Leider, merke ich jetzt, habe ich selbst mich geirrt. Elektrosmog interessiert niemanden mehr. Es gibt zehn andere Bücher, die genauso heißen. Meine edlen Zeilen werden durch den profanen Titel verhüllt. Das Buch ist, was man einen Rohrkrepierer nennen könnte: Es kommt gar nicht richtig aus den Startlöchern, und noch vor drei Tagen lag es bei Amazon auf Platz 1,3 Millionen.Aber dann … ist es nicht irre? Ich schaue am Freitag dem dreizehnten nach, und es liegt auf Platz 52.000, hat in 3 Tagen 1,2 Millionen Konkurrenten überspurtet. Ich bin sprachlos.

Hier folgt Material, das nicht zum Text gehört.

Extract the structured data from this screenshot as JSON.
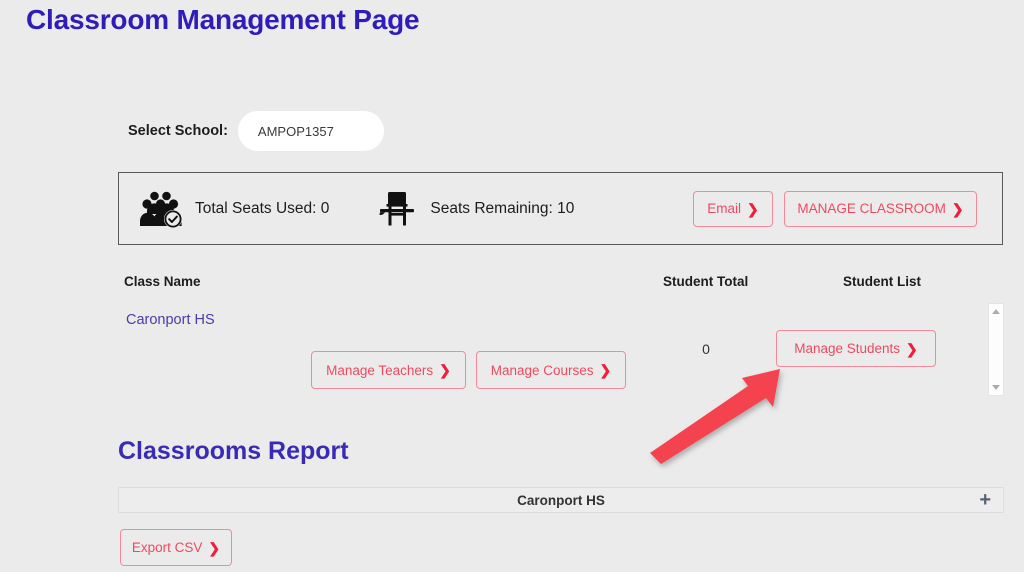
{
  "page": {
    "title": "Classroom Management Page",
    "background_color": "#ebebeb",
    "title_color": "#2e1db8"
  },
  "select_school": {
    "label": "Select School:",
    "selected_value": "AMPOP1357",
    "options": [
      "AMPOP1357"
    ]
  },
  "seats_summary": {
    "total_seats_used_text": "Total Seats Used: 0",
    "total_seats_used_value": 0,
    "seats_remaining_text": "Seats Remaining: 10",
    "seats_remaining_value": 10,
    "people_icon": "group-of-people-check-icon",
    "desk_icon": "school-desk-icon",
    "email_button": "Email",
    "manage_classroom_button": "MANAGE CLASSROOM",
    "chevron": "❯"
  },
  "class_table": {
    "columns": {
      "class_name": "Class Name",
      "student_total": "Student Total",
      "student_list": "Student List"
    },
    "rows": [
      {
        "class_name": "Caronport HS",
        "manage_teachers_button": "Manage Teachers",
        "manage_courses_button": "Manage Courses",
        "student_total": "0",
        "manage_students_button": "Manage Students"
      }
    ]
  },
  "classrooms_report": {
    "heading": "Classrooms Report",
    "accordion_label": "Caronport HS",
    "accordion_expand_icon": "+",
    "export_csv_button": "Export CSV"
  },
  "annotation": {
    "arrow_color": "#f4424f",
    "points_to": "Manage Students"
  },
  "theme": {
    "button_border": "#f4899b",
    "button_text": "#f0495f",
    "chevron_color": "#f01e3c",
    "link_color": "#4b3ca8"
  }
}
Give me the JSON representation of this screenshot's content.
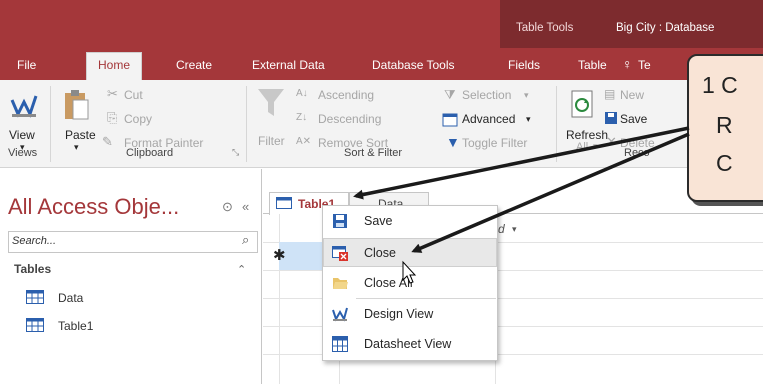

Ich hätte in den Interviews sagen wollen (wenn ich den Mut dazu gefunden hätte: den Mut, den die Wut verleiht), dass Elektrosmog nur ein Symptom ist für ein Zuviel in dieser Gesellschaft: zuviel Billigflüge, zuviel versendetes Gequake, zuviel Autoverkehr, zuviel Essen, das entweder weggeschmissen wird oder sich an Hüften anlagert; zuviel Produktion, zuviel Plastik, zuviel Herumgemache. Hinaus into the great wide open, mit einem Gedanken an Tom Petty und an Bombi, einenh Bekannten, der am 3. Oktober in Südafrika starb. Durchatmen, wir leben ja noch!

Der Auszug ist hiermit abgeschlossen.